His father: Lithgow’s father did classical repertory theater. In 1973 John’s career took off, while his father was let go from a job, at the age of 57. And yet his father was proud, delighted and encouraged John’s success. “I’ve had a lot of success, but certainly know it can end at any time,” he says. He learned that from father.

After the conversation ended and John was given a couple of plaques (DALLAS Star Award, plaque from Gov. Rick Perry and a proclamation from the city of Dallas), everyone adjourned for a seated dinner upstairs.

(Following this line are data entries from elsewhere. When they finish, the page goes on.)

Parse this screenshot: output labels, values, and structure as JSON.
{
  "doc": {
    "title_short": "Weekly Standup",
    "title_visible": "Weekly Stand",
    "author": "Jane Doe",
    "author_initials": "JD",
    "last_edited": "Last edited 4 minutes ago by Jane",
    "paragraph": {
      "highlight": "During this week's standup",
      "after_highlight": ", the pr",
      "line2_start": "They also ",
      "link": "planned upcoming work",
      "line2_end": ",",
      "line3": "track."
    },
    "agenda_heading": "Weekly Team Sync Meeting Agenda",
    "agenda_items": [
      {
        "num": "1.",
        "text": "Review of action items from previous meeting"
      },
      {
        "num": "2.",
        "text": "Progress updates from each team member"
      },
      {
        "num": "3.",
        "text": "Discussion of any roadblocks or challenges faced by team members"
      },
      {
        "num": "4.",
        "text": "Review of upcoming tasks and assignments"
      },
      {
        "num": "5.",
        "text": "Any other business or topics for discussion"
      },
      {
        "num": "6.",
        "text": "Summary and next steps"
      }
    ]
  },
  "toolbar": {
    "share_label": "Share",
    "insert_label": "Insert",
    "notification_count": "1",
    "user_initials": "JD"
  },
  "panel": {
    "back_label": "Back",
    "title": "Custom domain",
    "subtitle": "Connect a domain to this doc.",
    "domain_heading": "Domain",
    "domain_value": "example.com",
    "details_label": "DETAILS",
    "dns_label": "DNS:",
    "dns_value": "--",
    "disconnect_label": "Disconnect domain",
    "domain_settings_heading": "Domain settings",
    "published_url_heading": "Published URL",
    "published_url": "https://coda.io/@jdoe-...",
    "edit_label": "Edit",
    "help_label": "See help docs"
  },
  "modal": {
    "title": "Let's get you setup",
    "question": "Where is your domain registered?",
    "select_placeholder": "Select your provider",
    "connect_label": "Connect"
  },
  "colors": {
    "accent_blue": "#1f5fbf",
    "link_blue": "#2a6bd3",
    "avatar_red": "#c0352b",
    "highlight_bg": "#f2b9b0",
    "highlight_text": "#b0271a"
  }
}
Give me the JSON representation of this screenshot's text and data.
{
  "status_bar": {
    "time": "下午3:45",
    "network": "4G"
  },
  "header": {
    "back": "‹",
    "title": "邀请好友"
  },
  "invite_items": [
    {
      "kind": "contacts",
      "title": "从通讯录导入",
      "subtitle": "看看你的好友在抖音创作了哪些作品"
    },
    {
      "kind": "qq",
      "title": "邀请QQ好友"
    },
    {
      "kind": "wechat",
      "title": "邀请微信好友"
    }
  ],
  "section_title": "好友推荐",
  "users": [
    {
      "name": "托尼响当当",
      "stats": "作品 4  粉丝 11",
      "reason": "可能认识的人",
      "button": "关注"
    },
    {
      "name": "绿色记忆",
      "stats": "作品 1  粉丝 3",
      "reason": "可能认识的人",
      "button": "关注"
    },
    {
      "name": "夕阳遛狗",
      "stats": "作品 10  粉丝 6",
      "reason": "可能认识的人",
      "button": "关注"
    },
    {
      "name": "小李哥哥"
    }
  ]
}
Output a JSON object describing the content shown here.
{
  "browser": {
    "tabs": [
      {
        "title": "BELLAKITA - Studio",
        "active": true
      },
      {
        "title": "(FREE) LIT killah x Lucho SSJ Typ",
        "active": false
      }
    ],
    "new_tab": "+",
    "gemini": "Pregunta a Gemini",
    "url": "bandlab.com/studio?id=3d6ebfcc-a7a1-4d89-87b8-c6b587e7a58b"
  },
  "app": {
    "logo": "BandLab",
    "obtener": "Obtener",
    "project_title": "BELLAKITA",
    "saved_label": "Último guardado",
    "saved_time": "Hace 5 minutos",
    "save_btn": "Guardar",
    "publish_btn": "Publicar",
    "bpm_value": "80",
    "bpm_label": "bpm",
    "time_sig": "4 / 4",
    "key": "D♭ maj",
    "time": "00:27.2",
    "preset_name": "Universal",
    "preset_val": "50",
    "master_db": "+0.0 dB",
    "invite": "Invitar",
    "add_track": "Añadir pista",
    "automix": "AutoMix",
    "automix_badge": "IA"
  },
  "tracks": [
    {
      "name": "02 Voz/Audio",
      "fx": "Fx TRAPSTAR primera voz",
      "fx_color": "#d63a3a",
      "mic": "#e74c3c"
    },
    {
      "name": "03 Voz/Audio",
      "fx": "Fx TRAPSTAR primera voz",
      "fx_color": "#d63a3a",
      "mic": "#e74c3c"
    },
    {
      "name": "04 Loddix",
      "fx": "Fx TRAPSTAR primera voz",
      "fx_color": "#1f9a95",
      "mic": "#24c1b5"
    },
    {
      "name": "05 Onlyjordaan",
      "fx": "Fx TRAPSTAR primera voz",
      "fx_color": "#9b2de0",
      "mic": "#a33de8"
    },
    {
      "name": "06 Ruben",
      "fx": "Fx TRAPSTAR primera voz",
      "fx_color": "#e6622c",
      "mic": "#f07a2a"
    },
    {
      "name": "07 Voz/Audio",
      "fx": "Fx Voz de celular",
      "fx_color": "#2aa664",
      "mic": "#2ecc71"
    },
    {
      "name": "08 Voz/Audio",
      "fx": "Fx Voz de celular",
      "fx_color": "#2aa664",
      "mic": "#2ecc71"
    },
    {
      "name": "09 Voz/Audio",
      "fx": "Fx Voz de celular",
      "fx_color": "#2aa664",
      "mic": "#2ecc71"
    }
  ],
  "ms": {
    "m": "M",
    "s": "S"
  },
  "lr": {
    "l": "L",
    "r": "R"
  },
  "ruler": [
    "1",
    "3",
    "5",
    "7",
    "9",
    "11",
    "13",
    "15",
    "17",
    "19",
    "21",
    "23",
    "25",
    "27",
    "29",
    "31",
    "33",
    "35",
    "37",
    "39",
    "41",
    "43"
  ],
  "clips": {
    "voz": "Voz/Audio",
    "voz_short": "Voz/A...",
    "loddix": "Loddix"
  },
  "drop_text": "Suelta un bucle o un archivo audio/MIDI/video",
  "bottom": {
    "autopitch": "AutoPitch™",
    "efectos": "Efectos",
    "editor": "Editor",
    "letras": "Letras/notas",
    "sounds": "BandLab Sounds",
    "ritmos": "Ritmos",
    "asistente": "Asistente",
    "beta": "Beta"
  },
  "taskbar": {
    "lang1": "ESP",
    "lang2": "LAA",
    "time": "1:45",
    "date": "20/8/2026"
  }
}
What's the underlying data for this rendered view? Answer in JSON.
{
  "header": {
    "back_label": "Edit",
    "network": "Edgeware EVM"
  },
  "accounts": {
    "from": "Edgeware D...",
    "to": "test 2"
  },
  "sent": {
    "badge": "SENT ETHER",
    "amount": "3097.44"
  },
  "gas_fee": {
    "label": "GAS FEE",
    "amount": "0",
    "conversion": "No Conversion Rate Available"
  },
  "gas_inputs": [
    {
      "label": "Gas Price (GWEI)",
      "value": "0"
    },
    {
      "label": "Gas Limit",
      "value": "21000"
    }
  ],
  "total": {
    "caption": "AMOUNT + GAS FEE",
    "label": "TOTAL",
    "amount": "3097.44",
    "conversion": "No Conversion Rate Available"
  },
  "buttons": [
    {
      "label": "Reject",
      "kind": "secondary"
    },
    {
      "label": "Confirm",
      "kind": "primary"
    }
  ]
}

Lynn McBee, Faye Briggs, John Lithgow and Carmaleta Whiteley

Remember how Honorary Chair Faye had missed out on the VIP reception due to traffic? Well, dinner proved to make up for the “darn-it-missed-reception.”

Stubbs and Holly Davis, Randy Travis and Mary Beougher

Not only did DFS Chairman of the Board Lynn McBee present Faye with a “thank you gift,” she joined Faye for a photo opp with John. As an added treat, country-western music loving Faye got to have a one-on-one with one of her favs, Randy Travis who was tableside with his girlfriend Mary Beougher, her brother Stubbs Davis and his wife Holly and Anne and Steve Stoghill.

For Dallas Film Society President/CEO Tanya Foster the evening was filled with mixed emotion. It was her swan song as the head of the DFS, but what a finale. But it wasn’t all an exit. While the announcement of her successor will be made VERY soon, Tanya is staying put to help in the transition.